Which was entirely true, if misleading. When she'd been...twelve? She wasn't entirely sure how old she was now, so she couldn't say for sure, but she knew her mother had died just a couple months beforehand, and that had been nine years ago, so twelve seemed about right. Anyway, the person whose property Veli had been born as — a snivelling, disgusting speck of a man, she didn't even think his name to herself if she could help it — had informed her she'd been getting old enough to switch careers, so to speak. She'd made it quite clear she would kill any clients he sent to her before letting them put so much as a finger on her. Using every bit of the very rough control she'd had over the Force at the time, she'd compelled the vile man to have her sent to the Academy instead. It'd been a near thing, she'd almost lost control more than once, but within the week she'd been sold to Endris, had been cleaning and cooking for these insufferable little pricks ever since.

And stealing as much in the way of study materials as she could, teaching herself in secret. That was why she'd picked the Academy to sell herself off to, after all.

It seemed the acolytes were buying her semi-truthful story in any case. All laughing it off, saying things about how, yes, she did seem like a feisty little thing, didn't she. And the topic was changed easily enough, the men now joking and bragging like the idiots they were. She let herself fall into the conversation, into the usual dance of flirtation and innuendo that developed seemingly every time she talked to anyone without some framing context, let herself relax a little bit.

But not entirely. She did not like the way they were looking at her. It was impossible to relax entirely.

Looking back on it later, she would honestly find it a little funny how thoroughly...bored she was. Hemmed in on all sides by five Sith acolytes — a prospect which would have most slaves terrified out of their minds — five arrogant, powerful men paying her far too much attention. With what she would later know they must have been planning from the beginning, with what would happen in the next days, she perhaps should have sensed something was amiss. She perhaps should have been taking it more seriously.
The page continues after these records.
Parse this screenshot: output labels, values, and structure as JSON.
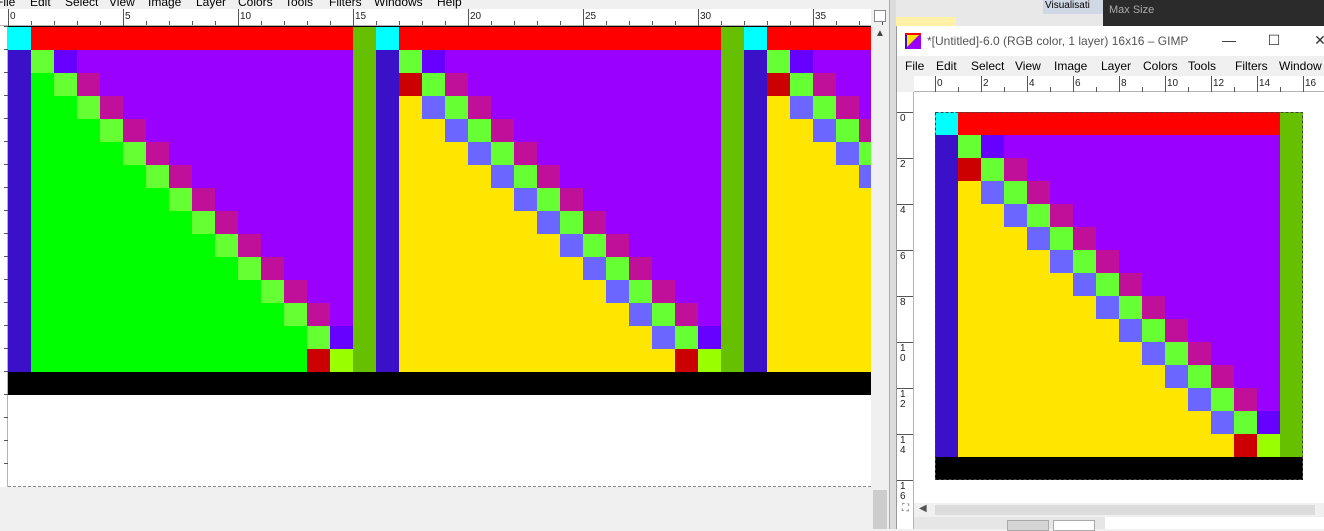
{
  "left_window": {
    "menu": [
      "File",
      "Edit",
      "Select",
      "View",
      "Image",
      "Layer",
      "Colors",
      "Tools",
      "Filters",
      "Windows",
      "Help"
    ],
    "ruler_labels": [
      "0",
      "5",
      "10",
      "15",
      "20",
      "25",
      "30",
      "35"
    ]
  },
  "background": {
    "tab_label": "Visualisati",
    "panel_label": "Max Size"
  },
  "right_window": {
    "title": "*[Untitled]-6.0 (RGB color, 1 layer) 16x16 – GIMP",
    "minimize_icon": "—",
    "maximize_icon": "☐",
    "close_icon": "✕",
    "menu": [
      "File",
      "Edit",
      "Select",
      "View",
      "Image",
      "Layer",
      "Colors",
      "Tools",
      "Filters",
      "Window"
    ],
    "hruler_labels": [
      "0",
      "2",
      "4",
      "6",
      "8",
      "10",
      "12",
      "14",
      "16"
    ],
    "vruler_labels": [
      "0",
      "2",
      "4",
      "6",
      "8",
      "1\n0",
      "1\n2",
      "1\n4",
      "1\n6"
    ]
  },
  "colors": {
    "yellow": "#ffe600",
    "blue": "#3a10c8",
    "black": "#000000",
    "red": "#ff0000",
    "dark_red": "#cc0000",
    "cyan": "#00ffff",
    "green": "#00ff00",
    "olive_green": "#66c000",
    "purple": "#9900ff",
    "magenta": "#c0109a",
    "light_green": "#66ff33",
    "periwinkle": "#6a66ff",
    "violet": "#6600ff",
    "lime": "#99ff00"
  }
}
But she wasn't. She was just completely, desperately, sickeningly bored. These simple-minded, pathetic excuses for Sith kept blabbing at her, that stupid shit men such as they always spouted. She played the subtly flirtatious role that was expected of her — couldn't be too forward, she was a slave, after all — so unthinkingly she might as well have been switched out for a pre-programmed droid. Her thoughts were more focused on her to-do list for that night than what she was doing at the moment, waiting impatiently for them to release her. The longer they kept her, the later she'd be up doing her regular nightly duties, the less time she'd have for reading and practice. And she was just bored.

Perhaps if she hadn't already long ago written off all these particular acolytes as insignificant insects, she might have paid more attention. And, to be fair to herself, she wasn't even wrong about that. She'd later learn none of them would ever amount to anything. Even the ones who wouldn't be dead in the very near future.

Though, even if she had seen this coming, she would have thought they would at least entice her out of the dining hall before trying to rape her.

She had barely been paying attention to what was going on, flirting on autopilot, when she suddenly found Kalten's mouth above her ear. She repressed the automatic impulse to jump, or incinerate him where he sat, forced herself to remain still. "You are a pretty thing, you know." His voice was slightly slurred with alcohol, breath thick enough with sausage and liquor to turn her stomach. And, before she even had a second to respond in a way appropriate or not, she felt fingers sliding against her pants, intentionally too tight against her skin, running far further up her thigh than she was comfortable with.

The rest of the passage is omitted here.